# Show f is continuous if the range of f is a bounded interval

1. Apr 2, 2012

### bohregard

1. The problem statement, all variables and given/known data
Show that if f: [a,b]→$Re$ is increasing and the range of f is a bounded interval then f is continuous.

2. Relevant equations
N/A

3. The attempt at a solution
I have no idea where to start, but I decided to start with a couple of things.

Proof: Let f: [a,b]→$Re$ increasing and the rg(f) be a bounded interval. Since f is increasing, there exists x,y$\in$[a,b] such that f(a)≤f(x)<f(y)≤f(b). Further, since [a,b] is a bounded interval, S={x|x$\in$[a,b]}, there's a sequence {xn} such that lim$_{n\rightarrow b}$ xn = f(b). Similarly for lim = f(a).

Now I'm not really sure where to go, or if I was even headed in the right direction.

2. Apr 2, 2012

### jgens

If you have the open set formulation of continuity, then this problem is pretty simple. If you do not have that formulation of continuity, then fix $x \in (a,b)$ and suppose $0 < \varepsilon$. Define $\delta_1 = \sup\{y \in [x,b]: 0 \leq f(y)-f(x) < \varepsilon\}$ and $\delta_2 = \inf\{y \in [a,x]: 0 \leq f(x)-f(y) < \varepsilon\}$. You can show that both $0 < \delta_1,\delta_2$ using the fact that $f([a,b])$ is an interval. Then set $\delta = \min\{\delta_1,\delta_2\}$ and check that the $\varepsilon,\delta$ criterion holds. The argument when $x = a$ or $x = b$ is similar.

I think most people would probably do this proof by contradiction and I can walk you through that if you are more comfortable with that sort of proof.

3. Apr 2, 2012

### Robert1986

This doesn't seem to be true to me.

For example, let
$$f(x) = \begin{cases} \arctan(x), & \text{if } x\text{ \le 0} \\ \arctan(x) + 1, & \text{if } x\text{ > 0} \end{cases}$$

This is increasing on any interval $[a,b]$, isn't it? And the range of $f$ is $(-\pi/2, \pi/2 +1)$, right? But it has a jump at $0$.

BTW, if I'm wrong about this let me know. But, also, can someone tell me how to get the less than or equal symbol? I tried \le and \leq both to no avail.

Last edited: Apr 2, 2012
4. Apr 2, 2012

### Robert1986

Yes, I am quite sure that this is not true.
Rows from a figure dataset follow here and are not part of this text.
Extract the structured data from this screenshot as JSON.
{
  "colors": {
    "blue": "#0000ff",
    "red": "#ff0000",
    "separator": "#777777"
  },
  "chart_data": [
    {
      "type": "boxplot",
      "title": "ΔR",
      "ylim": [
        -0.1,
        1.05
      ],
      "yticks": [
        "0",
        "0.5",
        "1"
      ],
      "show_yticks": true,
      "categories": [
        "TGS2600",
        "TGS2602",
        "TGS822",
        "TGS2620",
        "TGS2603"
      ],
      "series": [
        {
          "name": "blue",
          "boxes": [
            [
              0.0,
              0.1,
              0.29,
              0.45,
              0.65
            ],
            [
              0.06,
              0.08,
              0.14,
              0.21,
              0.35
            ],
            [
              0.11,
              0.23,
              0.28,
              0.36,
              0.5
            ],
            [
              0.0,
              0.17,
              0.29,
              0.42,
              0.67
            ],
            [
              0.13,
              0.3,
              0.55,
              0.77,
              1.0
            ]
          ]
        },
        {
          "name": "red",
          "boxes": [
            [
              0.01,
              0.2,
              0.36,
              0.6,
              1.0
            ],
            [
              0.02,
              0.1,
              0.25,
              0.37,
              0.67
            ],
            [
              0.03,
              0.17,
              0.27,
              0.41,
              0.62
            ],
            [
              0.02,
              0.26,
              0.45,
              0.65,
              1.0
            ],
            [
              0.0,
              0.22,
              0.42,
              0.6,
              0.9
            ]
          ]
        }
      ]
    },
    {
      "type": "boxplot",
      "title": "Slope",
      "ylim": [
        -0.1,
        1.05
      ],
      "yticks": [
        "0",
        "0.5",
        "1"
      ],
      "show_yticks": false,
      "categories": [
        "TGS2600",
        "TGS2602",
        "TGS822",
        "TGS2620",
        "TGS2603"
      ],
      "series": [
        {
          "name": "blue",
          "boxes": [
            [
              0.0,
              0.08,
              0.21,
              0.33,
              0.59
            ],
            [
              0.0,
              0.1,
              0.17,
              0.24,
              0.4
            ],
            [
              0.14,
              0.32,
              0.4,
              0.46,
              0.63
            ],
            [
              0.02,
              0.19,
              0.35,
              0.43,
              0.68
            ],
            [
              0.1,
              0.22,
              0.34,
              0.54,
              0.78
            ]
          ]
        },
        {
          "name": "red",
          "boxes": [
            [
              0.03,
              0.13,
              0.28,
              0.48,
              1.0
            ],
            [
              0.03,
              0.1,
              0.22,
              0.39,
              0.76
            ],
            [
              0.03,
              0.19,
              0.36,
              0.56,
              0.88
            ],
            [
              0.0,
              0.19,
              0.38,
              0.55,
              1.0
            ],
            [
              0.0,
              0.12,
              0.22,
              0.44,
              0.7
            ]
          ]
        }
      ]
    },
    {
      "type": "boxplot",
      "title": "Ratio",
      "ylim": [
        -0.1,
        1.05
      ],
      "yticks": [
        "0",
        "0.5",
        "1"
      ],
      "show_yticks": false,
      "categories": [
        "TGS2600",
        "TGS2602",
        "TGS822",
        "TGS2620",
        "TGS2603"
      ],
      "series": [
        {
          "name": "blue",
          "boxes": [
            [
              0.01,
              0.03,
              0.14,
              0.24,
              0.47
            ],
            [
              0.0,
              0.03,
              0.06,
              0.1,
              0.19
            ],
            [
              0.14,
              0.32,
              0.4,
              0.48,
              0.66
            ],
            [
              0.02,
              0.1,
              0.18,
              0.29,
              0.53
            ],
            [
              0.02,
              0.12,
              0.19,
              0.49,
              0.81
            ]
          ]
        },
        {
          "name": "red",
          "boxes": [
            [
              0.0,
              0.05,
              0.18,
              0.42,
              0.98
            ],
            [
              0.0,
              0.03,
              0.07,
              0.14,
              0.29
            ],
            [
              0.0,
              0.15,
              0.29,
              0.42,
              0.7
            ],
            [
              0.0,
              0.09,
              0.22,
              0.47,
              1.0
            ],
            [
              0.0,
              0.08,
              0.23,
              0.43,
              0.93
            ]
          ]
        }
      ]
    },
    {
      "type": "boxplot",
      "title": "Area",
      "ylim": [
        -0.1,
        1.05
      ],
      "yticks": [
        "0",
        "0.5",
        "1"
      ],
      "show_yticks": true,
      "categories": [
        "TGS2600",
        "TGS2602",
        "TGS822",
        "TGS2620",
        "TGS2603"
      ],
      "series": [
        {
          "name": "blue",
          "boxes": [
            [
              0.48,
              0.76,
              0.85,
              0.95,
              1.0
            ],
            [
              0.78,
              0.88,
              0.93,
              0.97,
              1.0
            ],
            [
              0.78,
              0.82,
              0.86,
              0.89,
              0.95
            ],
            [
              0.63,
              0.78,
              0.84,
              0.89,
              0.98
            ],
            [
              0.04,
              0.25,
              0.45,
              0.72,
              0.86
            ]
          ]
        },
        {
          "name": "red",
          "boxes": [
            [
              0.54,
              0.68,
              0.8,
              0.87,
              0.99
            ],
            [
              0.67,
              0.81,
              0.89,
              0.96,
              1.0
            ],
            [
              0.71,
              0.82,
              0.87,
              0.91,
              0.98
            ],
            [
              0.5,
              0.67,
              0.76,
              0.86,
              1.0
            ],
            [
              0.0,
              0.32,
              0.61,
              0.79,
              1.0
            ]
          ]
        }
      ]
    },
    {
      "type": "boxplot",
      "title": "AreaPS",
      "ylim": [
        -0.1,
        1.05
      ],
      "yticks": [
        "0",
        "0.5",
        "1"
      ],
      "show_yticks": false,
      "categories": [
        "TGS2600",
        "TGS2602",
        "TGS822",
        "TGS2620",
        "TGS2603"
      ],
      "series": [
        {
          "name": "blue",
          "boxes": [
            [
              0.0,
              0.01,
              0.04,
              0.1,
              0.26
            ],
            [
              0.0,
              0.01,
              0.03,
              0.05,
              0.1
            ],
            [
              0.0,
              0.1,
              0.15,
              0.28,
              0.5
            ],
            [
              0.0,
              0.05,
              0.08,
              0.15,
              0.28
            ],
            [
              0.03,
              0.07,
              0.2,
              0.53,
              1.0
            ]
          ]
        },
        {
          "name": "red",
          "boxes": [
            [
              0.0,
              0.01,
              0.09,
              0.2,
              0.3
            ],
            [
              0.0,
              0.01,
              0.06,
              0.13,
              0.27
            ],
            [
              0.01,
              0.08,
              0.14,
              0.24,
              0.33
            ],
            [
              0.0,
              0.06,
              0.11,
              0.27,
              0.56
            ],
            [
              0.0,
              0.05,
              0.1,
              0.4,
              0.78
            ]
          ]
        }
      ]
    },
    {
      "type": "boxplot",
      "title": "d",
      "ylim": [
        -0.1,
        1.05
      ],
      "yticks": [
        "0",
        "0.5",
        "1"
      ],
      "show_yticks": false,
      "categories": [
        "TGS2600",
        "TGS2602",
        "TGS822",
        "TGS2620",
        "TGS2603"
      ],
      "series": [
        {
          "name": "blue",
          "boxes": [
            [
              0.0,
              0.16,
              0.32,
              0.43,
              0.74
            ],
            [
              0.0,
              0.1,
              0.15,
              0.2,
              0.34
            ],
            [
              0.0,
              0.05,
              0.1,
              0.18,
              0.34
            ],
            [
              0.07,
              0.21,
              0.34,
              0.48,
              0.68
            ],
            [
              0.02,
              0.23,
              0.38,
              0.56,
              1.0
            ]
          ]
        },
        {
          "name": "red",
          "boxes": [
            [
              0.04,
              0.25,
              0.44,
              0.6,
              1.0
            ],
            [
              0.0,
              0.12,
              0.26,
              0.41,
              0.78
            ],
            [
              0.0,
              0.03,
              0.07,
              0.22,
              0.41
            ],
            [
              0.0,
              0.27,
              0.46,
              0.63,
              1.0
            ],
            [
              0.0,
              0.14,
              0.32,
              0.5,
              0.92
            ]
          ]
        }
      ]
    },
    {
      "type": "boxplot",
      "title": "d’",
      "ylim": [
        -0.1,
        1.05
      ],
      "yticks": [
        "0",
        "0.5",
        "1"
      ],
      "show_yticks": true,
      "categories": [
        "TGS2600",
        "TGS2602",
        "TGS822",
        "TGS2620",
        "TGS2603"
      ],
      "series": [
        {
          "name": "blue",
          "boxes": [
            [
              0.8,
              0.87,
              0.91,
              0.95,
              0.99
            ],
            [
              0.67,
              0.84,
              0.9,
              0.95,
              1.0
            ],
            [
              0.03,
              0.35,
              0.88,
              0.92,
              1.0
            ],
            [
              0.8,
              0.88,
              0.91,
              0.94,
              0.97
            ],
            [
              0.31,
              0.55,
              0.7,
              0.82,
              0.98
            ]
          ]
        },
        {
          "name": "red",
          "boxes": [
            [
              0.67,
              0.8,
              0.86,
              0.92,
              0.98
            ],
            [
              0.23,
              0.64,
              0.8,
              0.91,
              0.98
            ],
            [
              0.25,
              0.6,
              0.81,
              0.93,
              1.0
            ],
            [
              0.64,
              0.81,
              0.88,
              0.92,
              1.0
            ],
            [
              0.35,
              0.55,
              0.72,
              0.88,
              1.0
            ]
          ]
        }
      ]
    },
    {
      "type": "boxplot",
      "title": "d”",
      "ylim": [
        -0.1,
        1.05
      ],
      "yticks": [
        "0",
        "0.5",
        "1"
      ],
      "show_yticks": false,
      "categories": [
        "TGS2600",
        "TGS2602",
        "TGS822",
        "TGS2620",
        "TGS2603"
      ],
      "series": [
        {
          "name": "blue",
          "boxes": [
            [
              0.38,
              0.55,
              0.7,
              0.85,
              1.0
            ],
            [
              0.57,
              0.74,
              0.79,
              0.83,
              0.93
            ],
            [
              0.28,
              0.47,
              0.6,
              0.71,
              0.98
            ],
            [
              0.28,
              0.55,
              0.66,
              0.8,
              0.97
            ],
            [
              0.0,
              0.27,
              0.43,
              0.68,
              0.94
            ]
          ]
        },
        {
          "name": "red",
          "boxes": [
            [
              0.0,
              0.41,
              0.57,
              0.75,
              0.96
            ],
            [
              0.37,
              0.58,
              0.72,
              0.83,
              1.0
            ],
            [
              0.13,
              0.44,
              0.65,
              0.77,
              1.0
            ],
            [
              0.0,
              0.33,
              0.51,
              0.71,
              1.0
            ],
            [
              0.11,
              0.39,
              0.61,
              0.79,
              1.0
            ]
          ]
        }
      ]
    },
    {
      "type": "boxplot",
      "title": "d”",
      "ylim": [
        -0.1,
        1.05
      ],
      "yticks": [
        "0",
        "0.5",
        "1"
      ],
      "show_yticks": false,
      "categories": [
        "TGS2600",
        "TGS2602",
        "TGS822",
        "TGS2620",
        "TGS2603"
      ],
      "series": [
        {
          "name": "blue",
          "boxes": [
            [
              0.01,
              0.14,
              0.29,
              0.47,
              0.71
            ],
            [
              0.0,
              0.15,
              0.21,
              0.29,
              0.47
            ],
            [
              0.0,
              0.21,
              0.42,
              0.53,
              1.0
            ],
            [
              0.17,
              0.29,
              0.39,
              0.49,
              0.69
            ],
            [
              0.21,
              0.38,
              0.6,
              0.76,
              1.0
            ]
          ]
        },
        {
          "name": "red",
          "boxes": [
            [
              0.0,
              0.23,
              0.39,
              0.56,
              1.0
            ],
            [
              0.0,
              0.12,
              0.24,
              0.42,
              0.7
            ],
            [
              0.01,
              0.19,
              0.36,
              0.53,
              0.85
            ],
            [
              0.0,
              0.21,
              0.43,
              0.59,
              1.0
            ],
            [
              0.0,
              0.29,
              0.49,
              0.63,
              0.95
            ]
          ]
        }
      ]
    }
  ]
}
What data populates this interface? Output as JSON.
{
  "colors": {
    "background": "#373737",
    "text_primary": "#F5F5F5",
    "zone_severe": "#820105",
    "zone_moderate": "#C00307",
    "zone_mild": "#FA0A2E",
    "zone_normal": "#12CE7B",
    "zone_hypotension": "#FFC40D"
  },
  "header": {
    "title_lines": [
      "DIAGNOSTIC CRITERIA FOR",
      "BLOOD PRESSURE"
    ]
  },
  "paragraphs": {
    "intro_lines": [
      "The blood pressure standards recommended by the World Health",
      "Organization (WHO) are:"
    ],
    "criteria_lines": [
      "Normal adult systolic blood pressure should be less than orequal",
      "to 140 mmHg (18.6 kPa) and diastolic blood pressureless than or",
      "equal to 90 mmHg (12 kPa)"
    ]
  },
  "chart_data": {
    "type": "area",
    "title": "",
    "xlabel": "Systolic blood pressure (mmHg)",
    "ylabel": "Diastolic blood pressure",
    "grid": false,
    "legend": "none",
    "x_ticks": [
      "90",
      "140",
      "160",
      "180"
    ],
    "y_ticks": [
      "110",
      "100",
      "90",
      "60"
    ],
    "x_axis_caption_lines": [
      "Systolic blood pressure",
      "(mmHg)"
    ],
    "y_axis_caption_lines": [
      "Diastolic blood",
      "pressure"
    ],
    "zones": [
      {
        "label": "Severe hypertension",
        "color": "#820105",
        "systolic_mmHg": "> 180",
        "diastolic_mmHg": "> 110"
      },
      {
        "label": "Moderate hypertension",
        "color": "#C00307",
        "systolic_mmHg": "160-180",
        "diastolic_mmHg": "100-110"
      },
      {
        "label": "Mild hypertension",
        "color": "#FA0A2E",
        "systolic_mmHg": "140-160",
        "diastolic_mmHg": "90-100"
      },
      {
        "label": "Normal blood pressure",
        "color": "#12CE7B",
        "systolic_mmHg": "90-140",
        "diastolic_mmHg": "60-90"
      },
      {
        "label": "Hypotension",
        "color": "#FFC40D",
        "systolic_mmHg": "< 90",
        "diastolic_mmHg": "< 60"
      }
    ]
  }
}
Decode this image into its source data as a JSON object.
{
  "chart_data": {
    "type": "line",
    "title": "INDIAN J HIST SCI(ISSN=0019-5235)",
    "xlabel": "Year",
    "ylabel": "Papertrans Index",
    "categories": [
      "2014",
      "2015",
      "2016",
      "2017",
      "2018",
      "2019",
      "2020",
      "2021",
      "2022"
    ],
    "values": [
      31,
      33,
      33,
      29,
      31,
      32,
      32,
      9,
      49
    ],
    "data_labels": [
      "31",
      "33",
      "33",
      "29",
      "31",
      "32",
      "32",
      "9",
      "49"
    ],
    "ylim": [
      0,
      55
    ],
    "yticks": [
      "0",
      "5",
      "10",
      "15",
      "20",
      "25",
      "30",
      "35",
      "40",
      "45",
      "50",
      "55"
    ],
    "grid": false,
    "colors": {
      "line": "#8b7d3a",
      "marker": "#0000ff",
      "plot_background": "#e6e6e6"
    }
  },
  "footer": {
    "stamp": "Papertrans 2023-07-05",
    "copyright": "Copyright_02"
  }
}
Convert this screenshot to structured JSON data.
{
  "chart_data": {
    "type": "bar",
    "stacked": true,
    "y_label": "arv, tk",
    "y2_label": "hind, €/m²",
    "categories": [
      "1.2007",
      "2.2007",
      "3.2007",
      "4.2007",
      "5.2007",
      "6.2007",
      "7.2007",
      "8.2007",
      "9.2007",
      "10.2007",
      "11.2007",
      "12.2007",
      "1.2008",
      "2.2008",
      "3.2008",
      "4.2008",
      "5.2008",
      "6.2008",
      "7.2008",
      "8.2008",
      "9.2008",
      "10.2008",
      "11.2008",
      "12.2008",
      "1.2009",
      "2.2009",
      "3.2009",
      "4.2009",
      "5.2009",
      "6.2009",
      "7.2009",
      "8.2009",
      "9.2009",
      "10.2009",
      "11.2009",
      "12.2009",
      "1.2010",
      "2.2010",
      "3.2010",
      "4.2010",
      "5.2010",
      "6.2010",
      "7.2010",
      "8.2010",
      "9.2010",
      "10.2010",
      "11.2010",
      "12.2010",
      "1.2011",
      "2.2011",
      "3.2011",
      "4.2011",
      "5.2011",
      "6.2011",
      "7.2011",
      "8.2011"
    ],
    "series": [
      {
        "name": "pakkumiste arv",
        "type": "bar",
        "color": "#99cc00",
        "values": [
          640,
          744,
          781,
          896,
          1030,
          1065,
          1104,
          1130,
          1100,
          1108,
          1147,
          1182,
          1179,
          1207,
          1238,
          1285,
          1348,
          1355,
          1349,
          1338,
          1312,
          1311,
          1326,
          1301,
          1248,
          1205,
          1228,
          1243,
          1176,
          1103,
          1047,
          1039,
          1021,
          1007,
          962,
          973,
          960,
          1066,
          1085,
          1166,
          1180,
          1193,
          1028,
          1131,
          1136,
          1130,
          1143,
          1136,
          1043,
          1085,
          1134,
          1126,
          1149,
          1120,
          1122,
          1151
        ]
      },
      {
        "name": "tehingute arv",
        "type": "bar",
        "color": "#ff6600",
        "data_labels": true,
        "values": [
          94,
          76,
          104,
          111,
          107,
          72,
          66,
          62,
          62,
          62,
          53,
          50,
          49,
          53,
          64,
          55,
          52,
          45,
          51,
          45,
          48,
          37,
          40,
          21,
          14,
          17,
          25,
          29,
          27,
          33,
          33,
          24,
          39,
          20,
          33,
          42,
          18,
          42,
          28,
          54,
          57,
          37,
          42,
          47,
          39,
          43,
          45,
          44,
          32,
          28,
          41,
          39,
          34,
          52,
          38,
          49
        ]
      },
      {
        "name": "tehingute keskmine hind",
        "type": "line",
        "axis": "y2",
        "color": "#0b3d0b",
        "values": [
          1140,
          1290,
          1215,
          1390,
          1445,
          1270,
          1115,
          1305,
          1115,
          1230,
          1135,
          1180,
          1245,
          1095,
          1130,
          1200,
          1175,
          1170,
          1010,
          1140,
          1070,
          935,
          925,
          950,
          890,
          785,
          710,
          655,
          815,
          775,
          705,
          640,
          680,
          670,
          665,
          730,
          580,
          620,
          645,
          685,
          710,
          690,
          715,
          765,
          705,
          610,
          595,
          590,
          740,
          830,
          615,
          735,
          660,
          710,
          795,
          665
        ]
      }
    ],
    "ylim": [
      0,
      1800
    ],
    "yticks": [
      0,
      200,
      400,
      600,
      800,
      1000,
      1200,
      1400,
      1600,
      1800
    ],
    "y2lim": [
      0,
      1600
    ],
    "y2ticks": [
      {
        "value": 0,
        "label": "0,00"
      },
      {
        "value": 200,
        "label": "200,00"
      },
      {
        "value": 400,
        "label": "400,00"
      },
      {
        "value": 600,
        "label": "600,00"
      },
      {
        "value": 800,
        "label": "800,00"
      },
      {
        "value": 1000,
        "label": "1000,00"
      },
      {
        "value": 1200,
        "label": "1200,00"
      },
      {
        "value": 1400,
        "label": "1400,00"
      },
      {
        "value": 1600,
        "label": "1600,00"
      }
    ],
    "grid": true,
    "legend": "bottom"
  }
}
I think that it should be something like:

$f$ is continuous except for a finite number of jumps.

Then jgens solution could be applied to all non-jumps.

Using the example I did in my last post, the set $\{y\in[0,b]:0\leq f(y) - f(0) < 1/2 \}$ is empty.

5. Apr 2, 2012

### jgens

I interpreted range(f) as image(f) since that is a fairly common convention (I think analysts use this terminology). With this convention the result is certainly true.

I agree that the use of range is ambiguous and that is why I do not use it. I prefer to use the terms image and codomain since the meanings of these terms is more uniform. Unfortunately not everyone agrees.

6. Apr 2, 2012

### Robert1986

Yeah, that makes sense, I'd say you're right about that. I interpreted it as "range(f) is a bounded subset of R". I think I interpreted it incorrectly.